Patrick has become one of the biggest draws at Phoenix given her local ties and the local prominence of sponsor GoDaddy.com, which is headquartered in Scottsdale.
Other Sprint Cup drivers voiced support for Patrick on Friday, as her trying weekend at Daytona was a popular topic of discussion in media sessions.
"I don't know that I've ever crashed in three consecutive races," Carl Edwards said. "That's tough."
Said Jeff Gordon, the winner of last year's Subway Fresh Fit 500 at PIR: "I see this constant debate going on, and one thing I want to be clear on is that she's getting attention for more than being a female driver in this Series. She has a proven track record."

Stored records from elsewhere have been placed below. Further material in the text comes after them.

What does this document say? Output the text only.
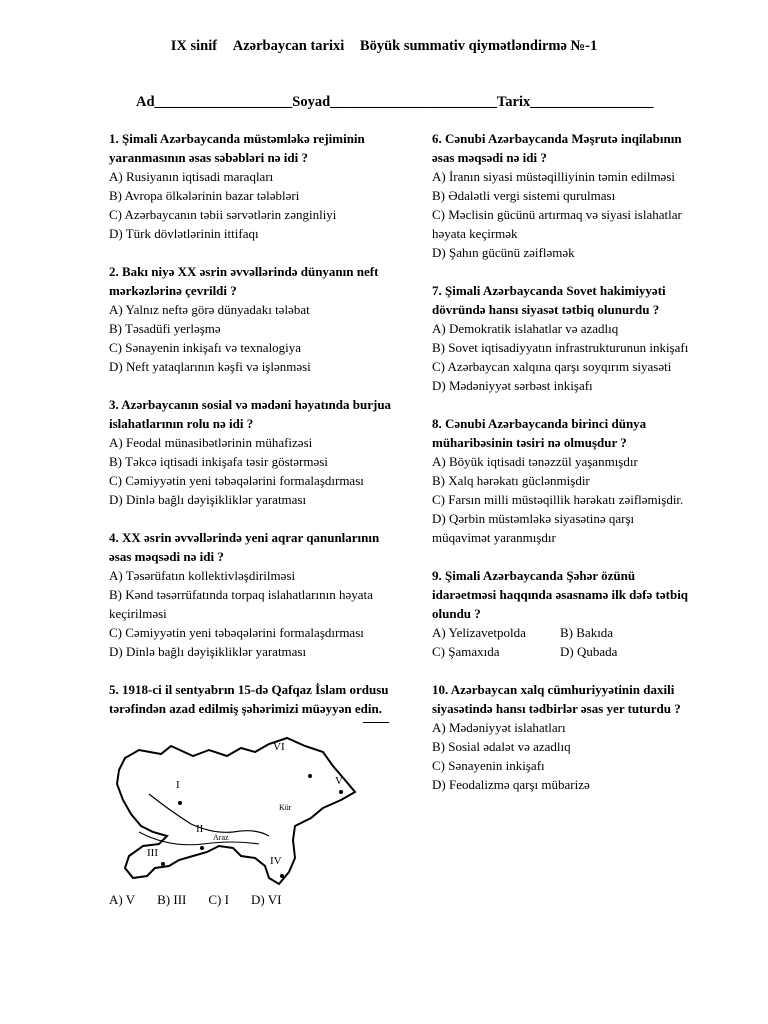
IX sinif Azərbaycan tarixi Böyük summativ qiymətləndirmə №-1
Ad___________________Soyad_______________________Tarix_________________
1. Şimali Azərbaycanda müstəmləkə rejiminin yaranmasının əsas səbəbləri nə idi ?
A) Rusiyanın iqtisadi maraqları
B) Avropa ölkələrinin bazar tələbləri
C) Azərbaycanın təbii sərvətlərin zənginliyi
D) Türk dövlətlərinin ittifaqı
2. Bakı niyə XX əsrin əvvəllərində dünyanın neft mərkəzlərinə çevrildi ?
A) Yalnız neftə görə dünyadakı tələbat
B) Təsadüfi yerləşmə
C) Sənayenin inkişafı və texnalogiya
D) Neft yataqlarının kəşfi və işlənməsi
3. Azərbaycanın sosial və mədəni həyatında burjua islahatlarının rolu nə idi ?
A) Feodal münasibətlərinin mühafizəsi
B) Təkcə iqtisadi inkişafa təsir göstərməsi
C) Cəmiyyətin yeni təbəqələrini formalaşdırması
D) Dinlə bağlı dəyişikliklər yaratması
4. XX əsrin əvvəllərində yeni aqrar qanunlarının əsas məqsədi nə idi ?
A) Təsərüfatın kollektivləşdirilməsi
B) Kənd təsərrüfatında torpaq islahatlarının həyata keçirilməsi
C) Cəmiyyətin yeni təbəqələrini formalaşdırması
D) Dinlə bağlı dəyişikliklər yaratması
5. 1918-ci il sentyabrın 15-də Qafqaz İslam ordusu tərəfindən azad edilmiş şəhərimizi müəyyən edin.
VI
V
I
II
III
IV
Araz
Kür
A) V B) III C) I D) VI
6. Cənubi Azərbaycanda Məşrutə inqilabının əsas məqsədi nə idi ?
A) İranın siyasi müstəqilliyinin təmin edilməsi
B) Ədalətli vergi sistemi qurulması
C) Məclisin gücünü artırmaq və siyasi islahatlar həyata keçirmək
D) Şahın gücünü zəifləmək
7. Şimali Azərbaycanda Sovet hakimiyyəti dövründə hansı siyasət tətbiq olunurdu ?
A) Demokratik islahatlar və azadlıq
B) Sovet iqtisadiyyatın infrastrukturunun inkişafı
C) Azərbaycan xalqına qarşı soyqırım siyasəti
D) Mədəniyyət sərbəst inkişafı
8. Cənubi Azərbaycanda birinci dünya müharibəsinin təsiri nə olmuşdur ?
A) Böyük iqtisadi tənəzzül yaşanmışdır
B) Xalq hərəkatı güclənmişdir
C) Farsın milli müstəqillik hərəkatı zəifləmişdir.
D) Qərbin müstəmləkə siyasətinə qarşı müqavimət yaranmışdır
9. Şimali Azərbaycanda Şəhər özünü idarəetməsi haqqında əsasnamə ilk dəfə tətbiq olundu ?
A) Yelizavetpolda	B) Bakıda
C) Şamaxıda	D) Qubada
10. Azərbaycan xalq cümhuriyyətinin daxili siyasətində hansı tədbirlər əsas yer tuturdu ?
A) Mədəniyyət islahatları
B) Sosial ədalət və azadlıq
C) Sənayenin inkişafı
D) Feodalizmə qarşı mübarizə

Gordon went on to say that a win for Patrick in the Sprint Cup Series would be good for NASCAR, as it would bring more attention to the sport. Patrick won't have the chance this weekend -- her next Sprint Cup race isn't until May -- but the Nationwide race provides a chance for her to build some key momentum after a disappointing weekend.
"There's been other times where I've been incredibly lucky and gotten through things and had great results," Patrick said. "It's just the way it goes, so I'm not going to look at it and get too down."